Utançtan yanaklarımın kızardığına emindim. Bunu saklamak için başımı iyice öne eğdim. Adam da kendini toparlayıp "Gelmenize sevindim." dedi ve kapıdan çekilip bize geçmemizi işaret etti. Eve girince ceketlerimizi çıkarıp askıya astık. Adam "Eğlenmenize bakın." dedikten sonra yanımızdan ayrıldı.

Kolumda hissettiğim ağrıyla irkilip Andrea'ya döndüm. "Biraz sakin olur musun Krity? Çocuk ne güzel dibimizde duruyordu ama sen bir kere bile bakmadın ona." dedi.

"Ne yapabilirim ya. Utanıyorum." dediğim an Andrea gülmeye başladı. "Salla ya hepsini. Hadi biraz eğlenelim," diyip beni kolumdan tutup salonun en ortasına çekti. Yanımızdan geçen garsonun tepsisinden de iki kokteyl aldı. Birini bana vericeğini zannettim ama ikisinide kafasına dikip bana dil çıkardı ve deli gibi zıplayıp dans etmeye başladı.
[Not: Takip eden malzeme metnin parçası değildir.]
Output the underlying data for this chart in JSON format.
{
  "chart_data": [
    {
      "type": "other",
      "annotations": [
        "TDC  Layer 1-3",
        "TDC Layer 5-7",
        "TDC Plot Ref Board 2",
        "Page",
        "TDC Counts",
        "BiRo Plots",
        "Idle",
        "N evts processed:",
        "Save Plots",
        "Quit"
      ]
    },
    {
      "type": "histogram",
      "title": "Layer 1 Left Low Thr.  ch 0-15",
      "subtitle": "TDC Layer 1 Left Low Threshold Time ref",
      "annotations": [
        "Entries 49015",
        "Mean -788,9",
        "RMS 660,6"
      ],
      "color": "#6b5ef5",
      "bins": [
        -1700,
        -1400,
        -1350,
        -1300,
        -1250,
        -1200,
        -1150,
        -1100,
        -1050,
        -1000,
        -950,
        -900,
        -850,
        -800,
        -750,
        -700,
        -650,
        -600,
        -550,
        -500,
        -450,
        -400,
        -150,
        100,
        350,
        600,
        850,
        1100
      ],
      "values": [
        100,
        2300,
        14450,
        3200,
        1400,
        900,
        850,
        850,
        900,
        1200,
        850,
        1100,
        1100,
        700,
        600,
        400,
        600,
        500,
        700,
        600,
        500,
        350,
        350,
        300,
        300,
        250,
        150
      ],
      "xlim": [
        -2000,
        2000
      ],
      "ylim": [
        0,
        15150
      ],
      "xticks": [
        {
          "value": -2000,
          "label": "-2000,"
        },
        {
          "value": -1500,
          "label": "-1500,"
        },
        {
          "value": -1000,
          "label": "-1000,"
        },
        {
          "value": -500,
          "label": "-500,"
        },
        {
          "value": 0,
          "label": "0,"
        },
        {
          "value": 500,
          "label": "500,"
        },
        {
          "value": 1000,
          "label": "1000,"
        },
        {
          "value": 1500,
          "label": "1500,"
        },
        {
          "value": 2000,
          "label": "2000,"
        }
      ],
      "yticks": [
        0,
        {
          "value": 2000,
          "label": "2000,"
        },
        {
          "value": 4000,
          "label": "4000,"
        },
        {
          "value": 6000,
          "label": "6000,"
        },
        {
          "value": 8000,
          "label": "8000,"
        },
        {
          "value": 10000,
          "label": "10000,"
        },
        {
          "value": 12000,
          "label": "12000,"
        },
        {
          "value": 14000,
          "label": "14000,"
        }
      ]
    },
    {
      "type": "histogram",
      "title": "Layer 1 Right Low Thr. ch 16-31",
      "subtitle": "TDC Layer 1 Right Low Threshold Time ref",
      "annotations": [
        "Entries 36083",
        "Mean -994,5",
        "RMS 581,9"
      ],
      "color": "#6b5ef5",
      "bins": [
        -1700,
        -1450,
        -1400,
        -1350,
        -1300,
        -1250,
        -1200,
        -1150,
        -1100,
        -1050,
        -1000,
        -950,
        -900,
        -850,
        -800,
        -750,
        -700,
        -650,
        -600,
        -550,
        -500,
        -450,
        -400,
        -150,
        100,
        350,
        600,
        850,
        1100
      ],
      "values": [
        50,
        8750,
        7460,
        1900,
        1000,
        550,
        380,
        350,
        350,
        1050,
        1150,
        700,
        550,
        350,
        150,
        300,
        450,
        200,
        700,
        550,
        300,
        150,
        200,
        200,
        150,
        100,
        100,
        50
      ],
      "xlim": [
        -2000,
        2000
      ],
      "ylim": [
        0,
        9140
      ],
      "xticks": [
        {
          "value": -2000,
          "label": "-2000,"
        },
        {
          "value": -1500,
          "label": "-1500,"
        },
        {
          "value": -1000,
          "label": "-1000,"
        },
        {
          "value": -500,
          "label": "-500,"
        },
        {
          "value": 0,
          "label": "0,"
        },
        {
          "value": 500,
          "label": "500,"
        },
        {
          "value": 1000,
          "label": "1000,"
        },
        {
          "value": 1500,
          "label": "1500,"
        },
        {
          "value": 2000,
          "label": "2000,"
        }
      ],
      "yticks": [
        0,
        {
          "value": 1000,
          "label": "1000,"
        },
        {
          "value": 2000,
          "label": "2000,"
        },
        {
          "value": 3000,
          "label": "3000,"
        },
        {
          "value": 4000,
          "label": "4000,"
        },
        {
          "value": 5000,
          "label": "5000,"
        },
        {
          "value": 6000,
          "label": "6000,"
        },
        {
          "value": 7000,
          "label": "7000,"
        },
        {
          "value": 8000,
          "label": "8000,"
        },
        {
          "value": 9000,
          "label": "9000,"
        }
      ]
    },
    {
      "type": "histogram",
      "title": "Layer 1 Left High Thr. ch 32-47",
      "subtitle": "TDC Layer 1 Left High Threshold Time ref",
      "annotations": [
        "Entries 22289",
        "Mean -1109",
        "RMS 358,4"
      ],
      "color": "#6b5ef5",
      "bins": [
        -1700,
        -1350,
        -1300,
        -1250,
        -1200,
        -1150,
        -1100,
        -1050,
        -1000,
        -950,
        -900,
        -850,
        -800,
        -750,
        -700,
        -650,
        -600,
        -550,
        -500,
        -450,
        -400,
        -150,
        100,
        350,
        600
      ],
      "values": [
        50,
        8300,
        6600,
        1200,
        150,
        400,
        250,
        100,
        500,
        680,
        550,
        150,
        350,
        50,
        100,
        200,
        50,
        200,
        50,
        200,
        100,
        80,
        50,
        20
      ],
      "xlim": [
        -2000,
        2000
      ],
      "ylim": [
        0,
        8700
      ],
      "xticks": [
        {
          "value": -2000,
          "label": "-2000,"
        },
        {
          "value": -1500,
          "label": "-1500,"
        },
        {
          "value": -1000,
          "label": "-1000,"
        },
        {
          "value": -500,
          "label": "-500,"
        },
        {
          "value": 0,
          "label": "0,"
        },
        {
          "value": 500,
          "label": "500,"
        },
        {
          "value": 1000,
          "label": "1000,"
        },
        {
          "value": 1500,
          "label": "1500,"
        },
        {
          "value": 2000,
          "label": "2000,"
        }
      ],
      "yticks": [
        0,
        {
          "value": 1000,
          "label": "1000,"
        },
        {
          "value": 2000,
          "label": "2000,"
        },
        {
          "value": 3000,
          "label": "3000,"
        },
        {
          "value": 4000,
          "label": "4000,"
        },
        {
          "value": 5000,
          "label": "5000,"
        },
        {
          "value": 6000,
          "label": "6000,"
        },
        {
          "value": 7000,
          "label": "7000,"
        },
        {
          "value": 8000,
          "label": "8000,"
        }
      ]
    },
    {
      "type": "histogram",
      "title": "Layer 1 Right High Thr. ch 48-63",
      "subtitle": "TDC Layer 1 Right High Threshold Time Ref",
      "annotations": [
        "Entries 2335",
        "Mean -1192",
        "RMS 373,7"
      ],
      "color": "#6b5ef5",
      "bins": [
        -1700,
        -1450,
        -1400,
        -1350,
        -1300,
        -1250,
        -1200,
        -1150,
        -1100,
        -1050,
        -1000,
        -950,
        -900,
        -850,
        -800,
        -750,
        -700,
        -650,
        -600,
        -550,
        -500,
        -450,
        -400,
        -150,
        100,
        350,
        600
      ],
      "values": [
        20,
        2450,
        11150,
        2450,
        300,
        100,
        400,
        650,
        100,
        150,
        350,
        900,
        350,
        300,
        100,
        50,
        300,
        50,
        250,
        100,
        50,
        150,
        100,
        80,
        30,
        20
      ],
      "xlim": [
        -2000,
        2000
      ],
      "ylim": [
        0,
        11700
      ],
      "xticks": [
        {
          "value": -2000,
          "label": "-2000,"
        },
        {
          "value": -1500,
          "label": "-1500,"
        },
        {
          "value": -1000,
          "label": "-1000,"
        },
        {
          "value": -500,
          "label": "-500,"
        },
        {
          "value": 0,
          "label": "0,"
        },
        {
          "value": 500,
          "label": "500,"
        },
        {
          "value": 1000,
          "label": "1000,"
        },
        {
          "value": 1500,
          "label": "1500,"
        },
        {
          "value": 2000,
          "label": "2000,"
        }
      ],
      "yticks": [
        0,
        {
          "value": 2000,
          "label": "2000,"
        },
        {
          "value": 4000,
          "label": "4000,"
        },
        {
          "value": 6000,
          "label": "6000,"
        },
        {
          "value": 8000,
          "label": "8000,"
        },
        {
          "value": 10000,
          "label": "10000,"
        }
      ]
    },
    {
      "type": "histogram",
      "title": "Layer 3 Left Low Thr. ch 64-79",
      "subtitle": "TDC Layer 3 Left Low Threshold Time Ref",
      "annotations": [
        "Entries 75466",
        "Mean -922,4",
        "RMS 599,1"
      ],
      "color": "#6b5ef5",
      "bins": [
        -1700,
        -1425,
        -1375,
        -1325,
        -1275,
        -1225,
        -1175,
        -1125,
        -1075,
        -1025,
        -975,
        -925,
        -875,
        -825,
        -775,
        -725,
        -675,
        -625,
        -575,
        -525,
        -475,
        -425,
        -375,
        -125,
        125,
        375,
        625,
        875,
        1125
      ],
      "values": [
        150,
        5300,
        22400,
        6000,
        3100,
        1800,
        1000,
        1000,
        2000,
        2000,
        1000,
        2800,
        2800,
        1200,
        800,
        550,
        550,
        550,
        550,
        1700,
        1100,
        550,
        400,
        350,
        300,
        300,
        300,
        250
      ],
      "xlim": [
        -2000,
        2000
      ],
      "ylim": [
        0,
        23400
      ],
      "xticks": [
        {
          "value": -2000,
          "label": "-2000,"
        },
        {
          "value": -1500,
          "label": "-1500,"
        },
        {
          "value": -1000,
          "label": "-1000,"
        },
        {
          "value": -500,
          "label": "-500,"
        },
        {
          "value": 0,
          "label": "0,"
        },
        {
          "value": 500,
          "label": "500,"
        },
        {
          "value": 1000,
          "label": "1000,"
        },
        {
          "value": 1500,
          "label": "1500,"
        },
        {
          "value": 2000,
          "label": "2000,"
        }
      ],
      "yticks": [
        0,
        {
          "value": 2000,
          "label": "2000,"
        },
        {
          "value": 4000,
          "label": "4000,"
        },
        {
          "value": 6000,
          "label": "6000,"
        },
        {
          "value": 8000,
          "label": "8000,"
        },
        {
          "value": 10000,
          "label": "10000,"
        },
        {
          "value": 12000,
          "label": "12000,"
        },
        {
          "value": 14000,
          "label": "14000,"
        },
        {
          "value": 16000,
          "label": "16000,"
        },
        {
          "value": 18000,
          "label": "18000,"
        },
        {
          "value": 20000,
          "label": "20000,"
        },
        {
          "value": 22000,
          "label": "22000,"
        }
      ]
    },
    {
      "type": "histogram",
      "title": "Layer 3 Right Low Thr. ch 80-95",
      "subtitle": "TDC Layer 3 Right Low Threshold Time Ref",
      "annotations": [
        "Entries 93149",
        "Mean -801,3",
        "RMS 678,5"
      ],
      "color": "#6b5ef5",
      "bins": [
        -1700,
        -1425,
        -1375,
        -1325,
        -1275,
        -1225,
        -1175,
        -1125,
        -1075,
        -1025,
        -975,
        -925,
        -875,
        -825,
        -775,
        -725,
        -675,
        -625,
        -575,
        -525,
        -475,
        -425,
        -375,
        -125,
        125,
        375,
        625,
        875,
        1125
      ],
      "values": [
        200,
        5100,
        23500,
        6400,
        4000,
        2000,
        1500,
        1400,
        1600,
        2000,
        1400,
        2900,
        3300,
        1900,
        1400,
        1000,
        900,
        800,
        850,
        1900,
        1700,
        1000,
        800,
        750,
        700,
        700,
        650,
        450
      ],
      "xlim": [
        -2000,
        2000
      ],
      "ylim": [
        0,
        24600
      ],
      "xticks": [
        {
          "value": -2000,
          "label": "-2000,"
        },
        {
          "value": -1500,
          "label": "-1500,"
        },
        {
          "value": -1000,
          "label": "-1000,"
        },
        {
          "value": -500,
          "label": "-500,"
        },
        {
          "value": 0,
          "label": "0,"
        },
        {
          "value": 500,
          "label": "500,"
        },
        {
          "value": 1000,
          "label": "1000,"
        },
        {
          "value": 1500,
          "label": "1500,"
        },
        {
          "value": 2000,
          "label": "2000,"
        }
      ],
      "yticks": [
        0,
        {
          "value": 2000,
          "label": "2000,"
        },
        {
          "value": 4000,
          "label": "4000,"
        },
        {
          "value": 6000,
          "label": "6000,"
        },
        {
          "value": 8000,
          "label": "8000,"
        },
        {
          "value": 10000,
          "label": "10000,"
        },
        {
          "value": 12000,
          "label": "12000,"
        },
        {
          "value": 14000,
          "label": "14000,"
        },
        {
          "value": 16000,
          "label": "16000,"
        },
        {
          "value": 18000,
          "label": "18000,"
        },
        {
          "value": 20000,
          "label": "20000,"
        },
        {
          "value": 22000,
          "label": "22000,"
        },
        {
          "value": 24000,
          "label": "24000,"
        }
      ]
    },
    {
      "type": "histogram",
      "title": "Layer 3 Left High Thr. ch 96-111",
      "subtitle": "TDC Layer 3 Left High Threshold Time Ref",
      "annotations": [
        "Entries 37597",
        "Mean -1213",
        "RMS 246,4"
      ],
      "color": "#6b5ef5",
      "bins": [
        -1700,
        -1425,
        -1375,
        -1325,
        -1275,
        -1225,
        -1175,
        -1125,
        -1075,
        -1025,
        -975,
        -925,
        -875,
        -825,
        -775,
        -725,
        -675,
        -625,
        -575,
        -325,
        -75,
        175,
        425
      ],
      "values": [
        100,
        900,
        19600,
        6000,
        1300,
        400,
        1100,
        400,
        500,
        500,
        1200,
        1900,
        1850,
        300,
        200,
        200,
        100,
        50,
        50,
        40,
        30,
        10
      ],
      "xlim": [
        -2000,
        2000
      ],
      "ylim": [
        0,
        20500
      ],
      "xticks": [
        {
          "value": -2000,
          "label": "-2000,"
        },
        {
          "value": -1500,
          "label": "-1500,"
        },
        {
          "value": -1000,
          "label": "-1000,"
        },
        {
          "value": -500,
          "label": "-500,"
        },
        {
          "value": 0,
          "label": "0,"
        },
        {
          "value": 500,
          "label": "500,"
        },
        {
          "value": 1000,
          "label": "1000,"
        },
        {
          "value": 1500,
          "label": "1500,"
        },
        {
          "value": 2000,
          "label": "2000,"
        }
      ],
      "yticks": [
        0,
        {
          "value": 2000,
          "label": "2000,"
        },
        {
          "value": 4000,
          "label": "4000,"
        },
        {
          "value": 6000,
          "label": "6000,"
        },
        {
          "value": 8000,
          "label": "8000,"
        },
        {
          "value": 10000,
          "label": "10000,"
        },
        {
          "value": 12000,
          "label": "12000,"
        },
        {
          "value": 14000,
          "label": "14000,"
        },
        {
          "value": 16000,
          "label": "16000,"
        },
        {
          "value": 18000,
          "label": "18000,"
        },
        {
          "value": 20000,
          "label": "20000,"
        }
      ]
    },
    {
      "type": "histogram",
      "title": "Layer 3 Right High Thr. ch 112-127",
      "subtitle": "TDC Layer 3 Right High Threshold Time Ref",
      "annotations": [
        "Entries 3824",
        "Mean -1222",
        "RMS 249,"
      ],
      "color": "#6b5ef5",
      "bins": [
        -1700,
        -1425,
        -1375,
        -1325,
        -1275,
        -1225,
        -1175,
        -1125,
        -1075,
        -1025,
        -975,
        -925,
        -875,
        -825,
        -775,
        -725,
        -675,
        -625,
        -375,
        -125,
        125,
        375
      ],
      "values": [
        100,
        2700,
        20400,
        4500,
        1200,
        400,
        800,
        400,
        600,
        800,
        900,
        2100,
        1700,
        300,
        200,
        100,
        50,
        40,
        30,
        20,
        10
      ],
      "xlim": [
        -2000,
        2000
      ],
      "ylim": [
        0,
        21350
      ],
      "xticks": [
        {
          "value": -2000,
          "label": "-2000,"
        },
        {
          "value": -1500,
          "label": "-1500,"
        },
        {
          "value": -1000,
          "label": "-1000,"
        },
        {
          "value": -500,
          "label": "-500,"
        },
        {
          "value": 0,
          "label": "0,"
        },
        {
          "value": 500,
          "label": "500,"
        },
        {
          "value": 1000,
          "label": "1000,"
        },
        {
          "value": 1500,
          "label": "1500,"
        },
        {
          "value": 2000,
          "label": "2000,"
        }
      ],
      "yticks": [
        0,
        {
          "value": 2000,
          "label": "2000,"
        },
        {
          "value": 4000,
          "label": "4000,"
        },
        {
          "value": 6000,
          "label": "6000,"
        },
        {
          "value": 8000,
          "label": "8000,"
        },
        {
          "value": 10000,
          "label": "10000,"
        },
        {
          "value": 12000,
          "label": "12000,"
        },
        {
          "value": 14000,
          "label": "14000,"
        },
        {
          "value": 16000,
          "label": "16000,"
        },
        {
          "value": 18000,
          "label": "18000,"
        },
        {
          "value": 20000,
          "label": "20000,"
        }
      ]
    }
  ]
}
Onun haline gülümseyip kendime içecek bir şeyler almak için etrafı taradım. Yanımıza masalar dizilmişti ve üstü tam anlamıyla içkilerle donatılmıştı. Oraya doğru yürürken oldukça zorlandım. Etrafta çok fazla dans eden insanlar vardı.

Masaya ulaştığım zaman her zamanki gibi kendime alkollü bir meyve kokteyli hazırladım. Elimdeki bardaktan bir yudum aldığımda meyve aromasının tadı bütün ağzımı kapladı ve tatlı bir mayışma hissi verdi.

Elimdeki bardağı da alıp Andrea'yı bıraktığım yere geri döndüm. Fakat Andrea burada değildi. Etrafıma baktığım zaman onu hiçbir yerde bulamadım. Telaşlanmaya başlamıştım. Ya yine Cellatlar gelmişse. Bu durumda kaçmam mı gerekiyordu? Peki ya Andrea'nın başı dertteyse. Daha fazla oyalanmadan evin merdivenlerini çıktım ve odaların hepsine bakmaya başladım. Elbette ki arkadaşımı öylece bırakıp gitmeyecektim.

Son odanın kapısını da açtım ve bu sefer Andrea'yı buldum. Fakat kesinlikle tahmin ettiğim gibi değil. Gözlerim dolmaya başlamıştı ve kalbimde daha önce hissetmediğim bir ağrı oluştu. Çünkü şuan Adam ile Andrea öpüşüyordu. Kapıyı hemen kapatıp merdivenlerden hızlıca indim. Artık göz yaşlarım hiç durmadan akıyordu.

Kendimi hemen dışarı attım ve koşmaya başladım. Buna inanamıyordum. Ben ona bir şey oldu zannedip korkudan neredeyse bayılıyordum. Ama o... O... Buan değmezmiş.